Originally from Magnolia, Ark., he attended Oral Roberts University, graduating with a bachelor’s degree in Christian education.
He was a youth minister in the 1970s at Sheridan Christian Center, and became senior pastor at the church in 1976 when the pastor retired.
By 1980, attendance had grown from 300 to 2,000. Daugherty sought to relocate the church. When church leaders decided not to move, he started what is now Victory Christian Center, meeting briefly in a former car dealership at 4400 S. Sheridan Road, and moving in 1984 to the vacant Thoreau Junior High School.
Four years later, when Tulsa Public Schools sold the school building, the church moved to its present site at 7700 S. Lewis Ave. and held worship services in the Mabee Center across the street.
In 2007, the church moved into its state of the art, $32 million, 5,000-seat worship center, built without borrowing money. It was the first time the church had its own worship center.
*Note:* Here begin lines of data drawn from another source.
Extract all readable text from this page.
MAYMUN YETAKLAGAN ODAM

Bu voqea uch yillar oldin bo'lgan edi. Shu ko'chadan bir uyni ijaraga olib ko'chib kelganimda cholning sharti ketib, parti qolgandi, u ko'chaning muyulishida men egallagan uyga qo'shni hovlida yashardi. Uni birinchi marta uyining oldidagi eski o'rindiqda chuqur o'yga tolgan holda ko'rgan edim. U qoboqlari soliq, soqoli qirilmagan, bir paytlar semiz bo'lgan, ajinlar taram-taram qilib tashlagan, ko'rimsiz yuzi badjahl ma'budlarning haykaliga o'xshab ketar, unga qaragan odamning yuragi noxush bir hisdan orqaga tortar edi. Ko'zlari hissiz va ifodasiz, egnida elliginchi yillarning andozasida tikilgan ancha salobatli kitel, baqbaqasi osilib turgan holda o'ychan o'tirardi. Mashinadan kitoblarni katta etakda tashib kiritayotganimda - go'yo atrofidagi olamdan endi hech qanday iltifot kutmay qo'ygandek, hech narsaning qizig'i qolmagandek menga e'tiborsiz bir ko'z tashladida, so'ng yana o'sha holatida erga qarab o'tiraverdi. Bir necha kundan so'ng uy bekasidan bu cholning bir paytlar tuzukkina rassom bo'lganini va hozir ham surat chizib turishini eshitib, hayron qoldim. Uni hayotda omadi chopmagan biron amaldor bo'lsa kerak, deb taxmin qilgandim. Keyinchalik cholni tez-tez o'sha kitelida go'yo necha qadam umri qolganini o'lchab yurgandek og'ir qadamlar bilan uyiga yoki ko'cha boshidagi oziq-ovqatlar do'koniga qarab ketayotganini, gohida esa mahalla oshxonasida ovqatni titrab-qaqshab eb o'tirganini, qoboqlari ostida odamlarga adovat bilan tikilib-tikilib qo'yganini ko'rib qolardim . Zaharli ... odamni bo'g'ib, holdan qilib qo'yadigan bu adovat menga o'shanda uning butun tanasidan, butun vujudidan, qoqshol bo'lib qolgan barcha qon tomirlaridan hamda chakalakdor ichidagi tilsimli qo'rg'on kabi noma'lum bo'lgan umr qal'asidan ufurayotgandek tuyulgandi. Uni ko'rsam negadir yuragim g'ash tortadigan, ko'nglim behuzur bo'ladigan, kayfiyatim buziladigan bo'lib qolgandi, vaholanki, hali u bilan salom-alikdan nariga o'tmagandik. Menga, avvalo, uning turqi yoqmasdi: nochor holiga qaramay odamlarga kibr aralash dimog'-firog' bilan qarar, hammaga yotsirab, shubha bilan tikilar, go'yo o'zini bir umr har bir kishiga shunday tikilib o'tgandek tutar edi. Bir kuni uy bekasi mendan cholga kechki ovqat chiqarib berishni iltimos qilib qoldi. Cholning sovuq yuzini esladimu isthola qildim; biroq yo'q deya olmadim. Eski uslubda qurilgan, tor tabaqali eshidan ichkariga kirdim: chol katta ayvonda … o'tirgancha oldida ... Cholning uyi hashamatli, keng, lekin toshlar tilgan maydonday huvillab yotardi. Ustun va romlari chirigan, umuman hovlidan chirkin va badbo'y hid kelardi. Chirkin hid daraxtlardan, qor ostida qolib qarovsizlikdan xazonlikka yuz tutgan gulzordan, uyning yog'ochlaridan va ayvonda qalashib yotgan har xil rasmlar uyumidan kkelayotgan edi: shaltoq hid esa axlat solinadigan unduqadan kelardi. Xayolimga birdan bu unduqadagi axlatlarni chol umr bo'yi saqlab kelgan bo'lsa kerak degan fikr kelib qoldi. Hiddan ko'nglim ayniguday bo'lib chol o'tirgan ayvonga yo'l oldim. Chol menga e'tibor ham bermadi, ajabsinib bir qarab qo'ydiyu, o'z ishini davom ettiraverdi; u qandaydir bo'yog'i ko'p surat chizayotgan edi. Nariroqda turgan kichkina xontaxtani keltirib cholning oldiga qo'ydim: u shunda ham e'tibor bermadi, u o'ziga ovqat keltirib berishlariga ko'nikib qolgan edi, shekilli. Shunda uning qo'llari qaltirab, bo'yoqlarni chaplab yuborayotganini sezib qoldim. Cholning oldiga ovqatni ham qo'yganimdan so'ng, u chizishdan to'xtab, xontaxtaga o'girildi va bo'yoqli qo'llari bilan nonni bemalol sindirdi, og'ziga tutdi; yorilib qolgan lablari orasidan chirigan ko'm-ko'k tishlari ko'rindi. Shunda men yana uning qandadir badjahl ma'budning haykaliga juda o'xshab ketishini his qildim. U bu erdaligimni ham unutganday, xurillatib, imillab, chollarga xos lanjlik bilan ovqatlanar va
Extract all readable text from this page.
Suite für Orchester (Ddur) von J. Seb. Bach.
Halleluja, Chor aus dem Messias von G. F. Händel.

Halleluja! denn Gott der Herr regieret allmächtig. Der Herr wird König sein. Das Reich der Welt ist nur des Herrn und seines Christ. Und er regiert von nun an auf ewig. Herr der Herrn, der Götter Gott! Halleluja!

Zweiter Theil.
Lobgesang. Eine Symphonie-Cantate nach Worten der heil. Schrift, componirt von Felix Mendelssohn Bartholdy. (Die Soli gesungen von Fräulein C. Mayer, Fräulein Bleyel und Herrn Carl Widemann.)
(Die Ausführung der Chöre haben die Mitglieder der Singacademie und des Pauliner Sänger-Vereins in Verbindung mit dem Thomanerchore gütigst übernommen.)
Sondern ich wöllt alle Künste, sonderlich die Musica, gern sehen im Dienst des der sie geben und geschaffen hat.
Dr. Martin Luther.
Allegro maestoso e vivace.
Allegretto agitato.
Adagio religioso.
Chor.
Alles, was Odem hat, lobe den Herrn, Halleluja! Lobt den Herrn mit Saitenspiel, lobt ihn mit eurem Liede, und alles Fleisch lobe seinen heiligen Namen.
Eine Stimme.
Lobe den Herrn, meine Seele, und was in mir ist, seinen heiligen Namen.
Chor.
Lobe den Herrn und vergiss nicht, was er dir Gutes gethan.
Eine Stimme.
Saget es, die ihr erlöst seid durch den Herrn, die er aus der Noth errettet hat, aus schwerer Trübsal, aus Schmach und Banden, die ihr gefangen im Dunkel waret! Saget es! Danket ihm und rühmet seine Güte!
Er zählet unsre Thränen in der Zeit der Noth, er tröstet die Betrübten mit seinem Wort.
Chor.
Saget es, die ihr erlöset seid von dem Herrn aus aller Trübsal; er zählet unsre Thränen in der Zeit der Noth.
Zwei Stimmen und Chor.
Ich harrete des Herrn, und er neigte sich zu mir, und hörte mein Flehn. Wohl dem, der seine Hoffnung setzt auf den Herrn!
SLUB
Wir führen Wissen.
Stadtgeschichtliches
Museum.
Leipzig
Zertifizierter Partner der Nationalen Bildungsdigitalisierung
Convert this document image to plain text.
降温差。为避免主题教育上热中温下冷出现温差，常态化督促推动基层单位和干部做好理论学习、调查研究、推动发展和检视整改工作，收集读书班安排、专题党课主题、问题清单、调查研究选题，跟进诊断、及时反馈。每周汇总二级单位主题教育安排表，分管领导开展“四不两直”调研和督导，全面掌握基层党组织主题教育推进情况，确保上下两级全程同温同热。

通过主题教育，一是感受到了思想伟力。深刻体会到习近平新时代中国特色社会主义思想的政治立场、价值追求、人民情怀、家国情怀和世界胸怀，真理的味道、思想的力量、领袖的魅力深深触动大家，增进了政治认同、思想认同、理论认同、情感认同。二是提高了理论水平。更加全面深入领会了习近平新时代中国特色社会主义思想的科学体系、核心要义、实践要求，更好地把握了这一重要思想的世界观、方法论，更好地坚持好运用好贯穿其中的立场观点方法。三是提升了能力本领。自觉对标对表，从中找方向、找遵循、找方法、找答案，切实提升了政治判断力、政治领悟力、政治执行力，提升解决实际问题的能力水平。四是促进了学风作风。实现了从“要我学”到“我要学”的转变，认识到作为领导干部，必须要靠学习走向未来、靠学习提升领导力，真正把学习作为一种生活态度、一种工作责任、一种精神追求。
Daugherty made the news in 1991 when he was hospitalized with minor burns he suffered rescuing two of his children from a fire that heavily damaged their home.
In 2005, he made national news when a man came forward at an altar call on a Sunday morning and slugged him in the face, opening a cut over his eye that required two stitches. Daugherty went to the Tulsa jail to forgive the man, did not press assault charges, and later wrote a book about the experience: “Knocked Down But Not Out.”
In October, 2007, Daugherty was named interim president of Oral Roberts University after ORU president Richard Roberts stepped down in the wake of allegations that he misused university funds.
In addition to his wife, Sharon Daugherty, he is survived his mother, Iru Daugherty. Among other survivors are his four children, all of them involved in the ministry. They are daughters Ruthie Sanders and Sarah Wehrli, and sons Paul and John.
i signed in to tulsaworld.com so i could leave this post:
i attended victory from 1990 to 1995 and went to bible school every year. i moved to indiana to practice what i had learned. five years later i was returning to the tulsa area after losing my house, coffee-shop, having turned to drugs and alcohol and cigarettes and having gone through a bitter divorce. i attended a wednesday night service and caught pastor bill on the way out of the door. "well hey paul" was his response with a big grin. "how are you?" well i believe i burst into tears right then and there. he had been my friend and my pastor then in bible school and he was still both at that time to me. he pulled me aside in the middle of a busy after-service cleanup, and we spent 15 minutes there... huddled together as i poured my heart out to him with people rubbernecking on their way out. he hugged me and we prayed and God himself was on the scene in a mighty and deliberate way. God used this man in my life more than once and in many different ways... but the point about billy joe that set him apart from many of the other pastors in this tulsa-town is his ability to look past your clothes and see you. i was a person to him and in that way, Christs light shone through. i love him and will miss him dearly.